With .NET Framework, we had NGEN. NGEN images are always what we call “fragile”. It has no concept of version bubbles. Unlike readytorun where the default version bubble is the assembly, NGEN treats the entire machine as one version bubble, and that’s its only mode. If you service and re-NGEN an assembly, you need to re-NGEN all of the assemblies that depend on it. Many of the security fixes in .NET Framework are to low level components, and this causes re-NGENing most if not all NGEN’d assemblies on the machine. That’s really bad, but a consequence of the fragile, high-performance, design point. Context: https://devblogs.microsoft.com/dotnet/wondering-why-mscorsvw-exe-has-high-cpu-usage-you-can-speed-it-up/
As you’ve learned, readytorun was designed for compatibily, the opposite end of the spectrum, and we all have to pay a performance penalty for that.
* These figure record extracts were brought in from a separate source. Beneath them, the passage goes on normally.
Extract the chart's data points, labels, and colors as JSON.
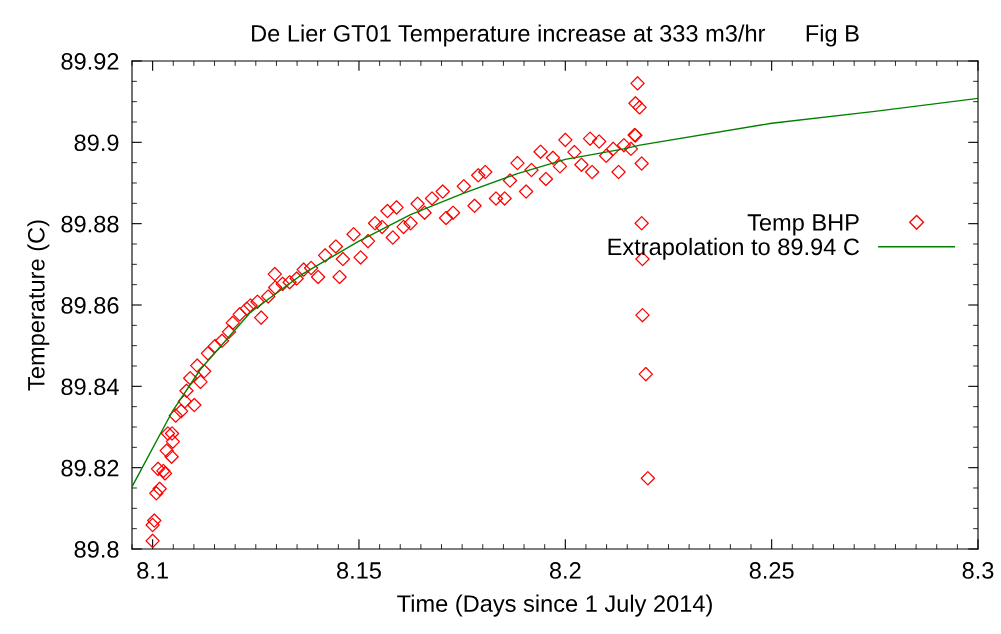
{
  "chart_data": {
    "type": "scatter",
    "title": "De Lier GT01 Temperature increase at 333 m3/hr      Fig B",
    "xlabel": "Time (Days since 1 July 2014)",
    "ylabel": "Temperature (C)",
    "xlim": [
      8.095,
      8.3
    ],
    "ylim": [
      89.8,
      89.92
    ],
    "xticks": [
      8.1,
      8.15,
      8.2,
      8.25,
      8.3
    ],
    "yticks": [
      89.8,
      89.82,
      89.84,
      89.86,
      89.88,
      89.9,
      89.92
    ],
    "grid": false,
    "legend": "right",
    "series": [
      {
        "name": "Temp BHP",
        "color": "#ff0000",
        "marker": "diamond",
        "x": [
          8.1,
          8.1,
          8.1004,
          8.1009,
          8.1017,
          8.1013,
          8.1026,
          8.103,
          8.1034,
          8.1037,
          8.1046,
          8.1047,
          8.1049,
          8.1056,
          8.1069,
          8.1078,
          8.1082,
          8.1091,
          8.1101,
          8.1108,
          8.1116,
          8.1125,
          8.1134,
          8.1151,
          8.1168,
          8.1185,
          8.1194,
          8.1211,
          8.1228,
          8.1237,
          8.1254,
          8.1263,
          8.128,
          8.1297,
          8.1296,
          8.1315,
          8.1332,
          8.1349,
          8.1366,
          8.1384,
          8.1401,
          8.1418,
          8.1444,
          8.1453,
          8.1461,
          8.1487,
          8.1504,
          8.1522,
          8.1539,
          8.1556,
          8.1569,
          8.1582,
          8.1591,
          8.1608,
          8.1625,
          8.1642,
          8.1659,
          8.1677,
          8.1703,
          8.1711,
          8.1728,
          8.1754,
          8.178,
          8.1789,
          8.1806,
          8.1832,
          8.1853,
          8.1866,
          8.1884,
          8.1905,
          8.1918,
          8.194,
          8.1953,
          8.197,
          8.1987,
          8.2,
          8.2022,
          8.2039,
          8.206,
          8.2065,
          8.2082,
          8.2099,
          8.2116,
          8.2129,
          8.2142,
          8.2159,
          8.2168,
          8.2175,
          8.217,
          8.218,
          8.217,
          8.2185,
          8.2185,
          8.2187,
          8.2187,
          8.2195,
          8.22
        ],
        "values": [
          89.802,
          89.8059,
          89.807,
          89.8137,
          89.8148,
          89.8197,
          89.8192,
          89.8186,
          89.8242,
          89.8284,
          89.8227,
          89.8284,
          89.8264,
          89.8328,
          89.8339,
          89.8363,
          89.8389,
          89.842,
          89.8354,
          89.8451,
          89.8411,
          89.8437,
          89.8481,
          89.8499,
          89.8512,
          89.8534,
          89.8556,
          89.8577,
          89.8591,
          89.8599,
          89.8608,
          89.8569,
          89.8621,
          89.8643,
          89.8676,
          89.8652,
          89.8656,
          89.8665,
          89.8687,
          89.8691,
          89.8669,
          89.8722,
          89.8744,
          89.8669,
          89.8713,
          89.8774,
          89.8717,
          89.8757,
          89.8801,
          89.8792,
          89.8831,
          89.8766,
          89.884,
          89.8792,
          89.8801,
          89.8849,
          89.8827,
          89.8862,
          89.8879,
          89.8814,
          89.8827,
          89.8892,
          89.8844,
          89.8919,
          89.8927,
          89.8862,
          89.8862,
          89.8906,
          89.8949,
          89.8879,
          89.8932,
          89.8977,
          89.891,
          89.8962,
          89.8941,
          89.9006,
          89.8976,
          89.8945,
          89.9009,
          89.8927,
          89.9002,
          89.8967,
          89.8984,
          89.8927,
          89.8993,
          89.8984,
          89.9018,
          89.9145,
          89.9096,
          89.9086,
          89.9017,
          89.8948,
          89.8801,
          89.8713,
          89.8575,
          89.843,
          89.8174
        ]
      },
      {
        "name": "Extrapolation to 89.94 C",
        "type": "line",
        "color": "#008000",
        "line_style": "solid",
        "marker": "none",
        "x": [
          8.0951,
          8.1047,
          8.1116,
          8.1237,
          8.1366,
          8.15,
          8.1625,
          8.1754,
          8.1884,
          8.2,
          8.2142,
          8.2181,
          8.25,
          8.275,
          8.3
        ],
        "values": [
          89.8155,
          89.8337,
          89.8442,
          89.8582,
          89.8678,
          89.8757,
          89.8822,
          89.8875,
          89.8923,
          89.8958,
          89.8984,
          89.8993,
          89.9047,
          89.9076,
          89.9108
        ]
      }
    ]
  }
}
On one hand, this approach makes no sense because when we service, we always do it with the whole product, so why bother? Fragile would be perfect! In brief, there are a few scenarios, including servicing, that can result in incorrect graph of dependencies that would break the fragile model. It’s too complicated to describe here, but the point is that we’re not yet ready to return to an all-fragile model even though it appears, on first glance, that we can and should.
A group of us are indeed trying to re-introduce the fragile, high-performance, model and make it more prevalent. We haven’t quite cracked the nut yet on exactly how to do that, but we will. It’s all about drawing lines and ensuring that certain things can or cannot happen, to ensure consistent and coherent execution.
Servicing and componentized systems have a lot of overlap. We choose to focus on the servicing scenario because (A) it is more basic, and (B) it is a very real product scenario that we deliver to users every month. The fragile model isn’t appropriate for most componentized systems.
I’m now thinking we should do a post on just the readytorun format. The crossgen2 part of this conversation is interesting, but it’s one level removed from the core issues of the execution format we use.
Thanks for the very thorough and thoughtful response!
Thank you for taking the time to write to us Appreciate the useful info.